Any cost control is better than none

I keep complaining that this bill doesn’t do enough to control costs.  I believe that.  But then I see something like this, and I have to accept that maybe I’m over stating things.  Or, at least, I need to recognize that something is still better than nothing:

If President Nixon’s health reform plans had been enacted in 1975 and slowed the annual rate of spending by 1.5 percentage points a year, today we would be spending 10.7 percent of GDP on health care. In dollar terms, we would spend only $1.6 trillion on health care in 2010, instead of projected health spending of $2.6 trillion. This savings of $1 trillion in 2010 alone would remove much of the financial burden on families, businesses, and government. Even if Nixon reforms had slowed spending growth by “only” 1 percentage point a year, health spending as a percent of GDP would have been $1.9 trillion in 2010, or 12.7 percent of GDP—a savings of 5 percent of GDP.

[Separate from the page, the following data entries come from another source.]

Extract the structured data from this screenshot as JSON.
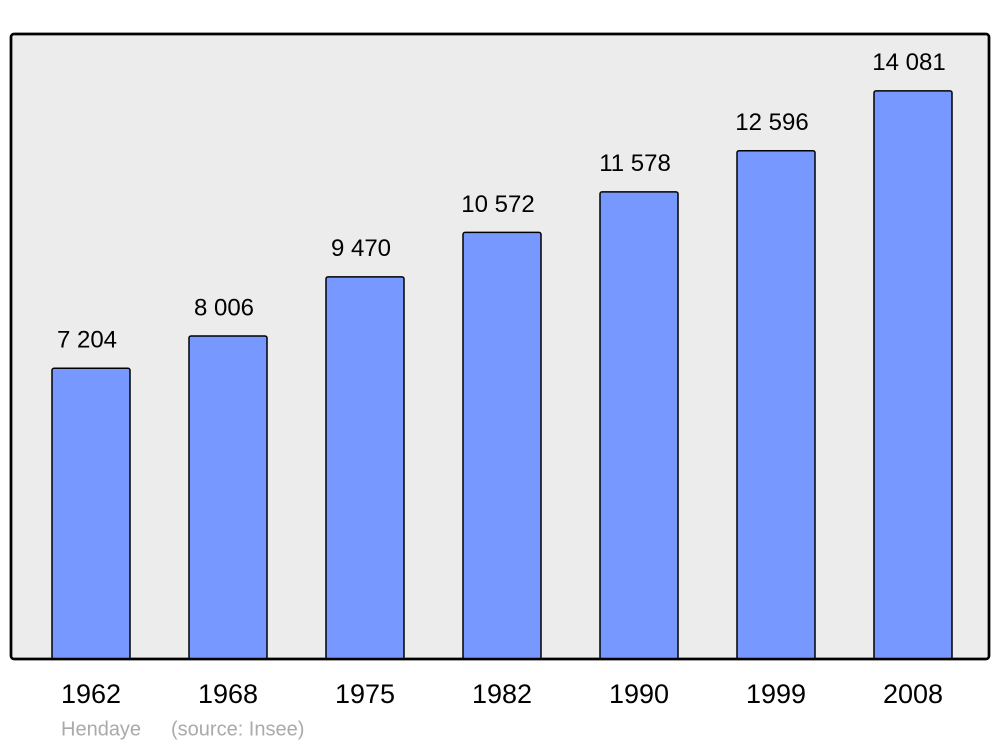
{
  "chart_data": {
    "type": "bar",
    "categories": [
      "1962",
      "1968",
      "1975",
      "1982",
      "1990",
      "1999",
      "2008"
    ],
    "values": [
      7204,
      8006,
      9470,
      10572,
      11578,
      12596,
      14081
    ],
    "value_labels": [
      "7 204",
      "8 006",
      "9 470",
      "10 572",
      "11 578",
      "12 596",
      "14 081"
    ],
    "color": "#7799ff",
    "footer": {
      "place": "Hendaye",
      "source": "(source: Insee)"
    }
  }
}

If cost containment measures slowing spending by 1.5 percentage points a year had been enacted in 1980 under President Carter, the trends would be similar, with spending rising to $1.7 trillion in 2010, or 11.5 percent of GDP. Even if we had acted as late as 1995 under President Clinton, health spending in 2010 would be $2.1 trillion, or 14.2 percent of GDP.

The federal government would have been a major beneficiary of comprehensive health reform under Presidents Nixon, Carter, or Clinton. Instead of consuming 6.2 percent of GDP in 2010, federal health outlays would have been 3.7 percent in 2010 under Nixon reforms that slowed spending growth by 1.5 percentage points, 4.0 percent under Carter, and 5.0 percent under Clinton.

Hard as it is to believe, had President Nixon’s health care reform proposal been enacted – Nixon! – and costs been slowed by as little as 1.5%, our health spending as a percentage of GDP might be 7% lower than it is today.  That’s a massive amount of money.

Maybe incremental reform would do more to contain costs than I thought.

(h/t Ezra Klein)

UPDATE – Language cleaned up to make things more exact.